THE South Coast Correctional Centre will be smoke-free in 12 months.
Correctional Services NSW commissioner Peter Severin said being a relatively new jail, he hoped the new policy would be easily implemented.
“At the moment prisoners can smoke in their cells and designated outdoor areas,” he said.
“Smoking will be banned in all NSW jails by August 2015 as smoking has a negative effect on health and is highly addictive.”
Mr Severin said he was ready to make the announcement last year, but wanted to wait so programs including the nicotine replacement strategy could be made available.
“We don’t want inmates to go cold-turkey,” he said.
“All inmates will go through nicotine replacement therapy as well as extra counselling.
“We are expecting this will be one of the bigger changes inmates will take in their lives which will be for the better.
“We had to wait for funds to be available from the Justice Health.”
Mr Severin said recent studies showed 17 per cent of people in the community smoke and the rate was declining, however 75 to 80 per cent of inmates continued to smoke.

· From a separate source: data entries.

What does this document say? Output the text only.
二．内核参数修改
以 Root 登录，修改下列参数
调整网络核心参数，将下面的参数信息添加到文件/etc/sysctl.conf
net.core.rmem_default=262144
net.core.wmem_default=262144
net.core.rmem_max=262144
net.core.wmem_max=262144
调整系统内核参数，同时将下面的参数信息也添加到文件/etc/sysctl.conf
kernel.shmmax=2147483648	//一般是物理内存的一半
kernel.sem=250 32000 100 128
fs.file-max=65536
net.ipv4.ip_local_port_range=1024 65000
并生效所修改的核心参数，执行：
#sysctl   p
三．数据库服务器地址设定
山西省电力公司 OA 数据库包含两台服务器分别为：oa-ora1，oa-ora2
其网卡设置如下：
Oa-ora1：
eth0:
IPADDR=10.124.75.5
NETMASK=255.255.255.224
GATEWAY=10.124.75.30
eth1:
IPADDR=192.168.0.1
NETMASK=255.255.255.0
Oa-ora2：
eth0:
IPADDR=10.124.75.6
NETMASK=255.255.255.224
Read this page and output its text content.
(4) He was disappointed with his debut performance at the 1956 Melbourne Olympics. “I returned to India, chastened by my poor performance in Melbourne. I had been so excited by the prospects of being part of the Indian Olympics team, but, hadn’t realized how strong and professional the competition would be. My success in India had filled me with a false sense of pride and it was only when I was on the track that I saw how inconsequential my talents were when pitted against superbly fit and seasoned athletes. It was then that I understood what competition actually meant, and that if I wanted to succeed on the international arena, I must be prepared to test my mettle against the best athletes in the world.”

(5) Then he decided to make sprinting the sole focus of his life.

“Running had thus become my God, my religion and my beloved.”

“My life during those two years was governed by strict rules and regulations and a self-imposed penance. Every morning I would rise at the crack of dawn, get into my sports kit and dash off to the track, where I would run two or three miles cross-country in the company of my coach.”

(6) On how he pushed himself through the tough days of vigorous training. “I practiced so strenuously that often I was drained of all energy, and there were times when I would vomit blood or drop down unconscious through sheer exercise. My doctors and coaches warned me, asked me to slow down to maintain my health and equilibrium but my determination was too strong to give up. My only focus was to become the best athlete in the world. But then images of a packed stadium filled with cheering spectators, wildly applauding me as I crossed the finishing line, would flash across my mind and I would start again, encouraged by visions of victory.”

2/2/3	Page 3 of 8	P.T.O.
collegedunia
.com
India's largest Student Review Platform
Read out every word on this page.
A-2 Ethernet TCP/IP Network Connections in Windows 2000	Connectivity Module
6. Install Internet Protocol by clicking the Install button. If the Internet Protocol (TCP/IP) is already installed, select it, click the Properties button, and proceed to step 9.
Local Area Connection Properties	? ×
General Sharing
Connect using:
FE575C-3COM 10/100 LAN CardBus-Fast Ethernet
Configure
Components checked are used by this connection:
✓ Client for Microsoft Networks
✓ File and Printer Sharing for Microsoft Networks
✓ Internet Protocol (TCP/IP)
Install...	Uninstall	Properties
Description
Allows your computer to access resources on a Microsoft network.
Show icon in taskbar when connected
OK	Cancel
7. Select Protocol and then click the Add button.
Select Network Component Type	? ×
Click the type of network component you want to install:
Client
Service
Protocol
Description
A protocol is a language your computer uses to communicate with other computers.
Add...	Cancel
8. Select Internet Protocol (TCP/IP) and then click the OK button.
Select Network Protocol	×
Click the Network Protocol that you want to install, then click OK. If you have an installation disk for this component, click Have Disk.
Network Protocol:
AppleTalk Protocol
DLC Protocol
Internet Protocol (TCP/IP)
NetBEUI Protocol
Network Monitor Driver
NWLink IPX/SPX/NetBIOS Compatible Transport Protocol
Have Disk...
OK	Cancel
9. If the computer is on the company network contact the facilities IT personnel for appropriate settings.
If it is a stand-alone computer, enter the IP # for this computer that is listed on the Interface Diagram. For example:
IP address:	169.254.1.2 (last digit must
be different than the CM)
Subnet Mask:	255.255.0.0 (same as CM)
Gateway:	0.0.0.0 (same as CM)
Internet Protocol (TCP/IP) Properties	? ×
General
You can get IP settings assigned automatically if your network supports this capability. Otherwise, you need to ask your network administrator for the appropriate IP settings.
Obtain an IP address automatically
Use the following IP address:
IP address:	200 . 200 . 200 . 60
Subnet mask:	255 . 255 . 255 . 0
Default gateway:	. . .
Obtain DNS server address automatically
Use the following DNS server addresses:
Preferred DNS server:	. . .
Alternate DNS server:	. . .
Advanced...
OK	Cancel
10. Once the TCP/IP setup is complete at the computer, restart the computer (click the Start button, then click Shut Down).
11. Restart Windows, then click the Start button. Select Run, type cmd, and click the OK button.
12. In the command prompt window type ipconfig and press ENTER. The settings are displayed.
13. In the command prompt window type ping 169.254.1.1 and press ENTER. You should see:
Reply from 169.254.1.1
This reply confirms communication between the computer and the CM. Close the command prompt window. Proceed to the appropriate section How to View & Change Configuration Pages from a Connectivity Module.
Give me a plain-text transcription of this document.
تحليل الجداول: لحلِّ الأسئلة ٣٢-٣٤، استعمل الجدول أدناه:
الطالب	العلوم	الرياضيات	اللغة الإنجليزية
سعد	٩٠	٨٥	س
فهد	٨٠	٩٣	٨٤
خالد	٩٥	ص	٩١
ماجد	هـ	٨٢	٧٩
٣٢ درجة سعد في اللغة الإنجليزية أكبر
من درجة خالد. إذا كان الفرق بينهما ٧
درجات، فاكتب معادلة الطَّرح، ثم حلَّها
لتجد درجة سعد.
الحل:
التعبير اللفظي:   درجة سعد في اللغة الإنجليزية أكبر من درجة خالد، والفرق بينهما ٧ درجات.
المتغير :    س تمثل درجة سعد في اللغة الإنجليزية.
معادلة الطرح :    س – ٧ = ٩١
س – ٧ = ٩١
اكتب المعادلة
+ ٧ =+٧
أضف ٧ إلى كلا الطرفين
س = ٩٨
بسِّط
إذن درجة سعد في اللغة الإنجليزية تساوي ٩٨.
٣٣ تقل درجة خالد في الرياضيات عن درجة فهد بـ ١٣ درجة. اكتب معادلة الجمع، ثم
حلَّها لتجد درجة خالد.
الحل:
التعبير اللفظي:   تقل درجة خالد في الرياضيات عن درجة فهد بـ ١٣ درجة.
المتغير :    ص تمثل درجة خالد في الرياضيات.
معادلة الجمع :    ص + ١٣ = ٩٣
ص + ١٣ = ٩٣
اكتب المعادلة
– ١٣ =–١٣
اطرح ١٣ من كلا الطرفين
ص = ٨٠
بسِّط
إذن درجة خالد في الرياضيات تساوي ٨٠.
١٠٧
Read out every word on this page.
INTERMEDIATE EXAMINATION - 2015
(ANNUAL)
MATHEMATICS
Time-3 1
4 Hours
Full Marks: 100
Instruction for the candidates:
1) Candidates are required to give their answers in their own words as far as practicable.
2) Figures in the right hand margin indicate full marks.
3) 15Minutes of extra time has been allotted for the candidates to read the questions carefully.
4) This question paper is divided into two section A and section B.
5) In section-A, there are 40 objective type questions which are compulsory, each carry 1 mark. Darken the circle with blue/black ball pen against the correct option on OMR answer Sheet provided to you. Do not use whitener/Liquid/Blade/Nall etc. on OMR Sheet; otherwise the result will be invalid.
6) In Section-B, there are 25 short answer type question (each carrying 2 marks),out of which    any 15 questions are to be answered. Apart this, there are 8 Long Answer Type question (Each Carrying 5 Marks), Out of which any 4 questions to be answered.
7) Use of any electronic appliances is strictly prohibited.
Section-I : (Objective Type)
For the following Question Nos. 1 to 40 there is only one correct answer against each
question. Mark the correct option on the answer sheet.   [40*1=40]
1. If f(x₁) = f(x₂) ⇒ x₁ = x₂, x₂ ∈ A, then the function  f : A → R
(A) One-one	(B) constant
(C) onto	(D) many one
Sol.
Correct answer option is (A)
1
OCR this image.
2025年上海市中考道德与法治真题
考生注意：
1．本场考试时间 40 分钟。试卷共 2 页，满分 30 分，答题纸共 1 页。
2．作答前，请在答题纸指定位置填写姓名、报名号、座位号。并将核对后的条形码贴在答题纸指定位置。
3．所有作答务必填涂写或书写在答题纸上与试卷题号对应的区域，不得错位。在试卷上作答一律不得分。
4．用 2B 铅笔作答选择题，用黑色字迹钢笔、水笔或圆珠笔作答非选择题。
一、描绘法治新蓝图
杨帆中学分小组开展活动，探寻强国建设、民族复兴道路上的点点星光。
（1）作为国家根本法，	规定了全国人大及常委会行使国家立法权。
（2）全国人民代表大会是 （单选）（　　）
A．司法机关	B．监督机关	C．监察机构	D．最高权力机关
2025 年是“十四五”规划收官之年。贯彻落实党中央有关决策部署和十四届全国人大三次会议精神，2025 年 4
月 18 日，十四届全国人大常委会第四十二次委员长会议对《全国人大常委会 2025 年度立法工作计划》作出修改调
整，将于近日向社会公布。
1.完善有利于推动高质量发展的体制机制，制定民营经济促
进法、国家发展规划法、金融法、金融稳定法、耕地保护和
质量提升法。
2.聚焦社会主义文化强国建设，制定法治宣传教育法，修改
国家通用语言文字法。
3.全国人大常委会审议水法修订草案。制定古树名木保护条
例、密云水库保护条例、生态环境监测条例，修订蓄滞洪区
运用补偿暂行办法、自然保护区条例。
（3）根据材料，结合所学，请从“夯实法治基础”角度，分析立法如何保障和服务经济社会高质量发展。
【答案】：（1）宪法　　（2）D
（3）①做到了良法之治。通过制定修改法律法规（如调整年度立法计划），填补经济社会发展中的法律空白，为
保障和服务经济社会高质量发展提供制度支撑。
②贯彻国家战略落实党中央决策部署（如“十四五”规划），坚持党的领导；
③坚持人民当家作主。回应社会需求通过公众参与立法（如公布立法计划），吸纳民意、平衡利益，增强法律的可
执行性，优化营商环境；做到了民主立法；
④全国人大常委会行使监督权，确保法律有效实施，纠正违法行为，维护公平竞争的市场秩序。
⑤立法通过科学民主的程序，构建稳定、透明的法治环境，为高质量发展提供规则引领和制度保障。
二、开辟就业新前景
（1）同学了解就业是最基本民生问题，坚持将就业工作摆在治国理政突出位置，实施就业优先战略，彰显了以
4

“Experience in other states and New Zealand which have banned smoking in prisons have been positive. Not being the first cab of the rank we have the benefit of fine tuning this process,” he said.
A pilot program has been completed at Lithgow Correctional Centre.
Prison Officers Vocational Branch chairman Steve McMahon said he had no doubt the new policy would create a contraband issue.
“Overseas models have indicated that is the case and it will always be an issue when there is a ban on something,” he said.
“We expect it will take over from other substances, meaning the contraband line for drugs may decrease.
“A smoke-free workplace is better and healthier … there are a number of our members who are smokers, but we hope they will take this as an opportunity to quit as well.”
Mr McMahon said the implementation of systems such as the nicotine replacement strategy was imperative to limit issues which will “no doubt” arise amongst prisoners as a result of the ban.
“I expect over the next week or two we will hear what the inmates think about the implementation,” he said.
“It will change the dynamic of the prisons.
“When I spoke on ABC radio yesterday, Brett Collins claimed banning smoking within cells was an invasion of prisoners’ civil liberties.
“The government shouldn’t encourage it so I think it is a positive move towards better health in prisons.”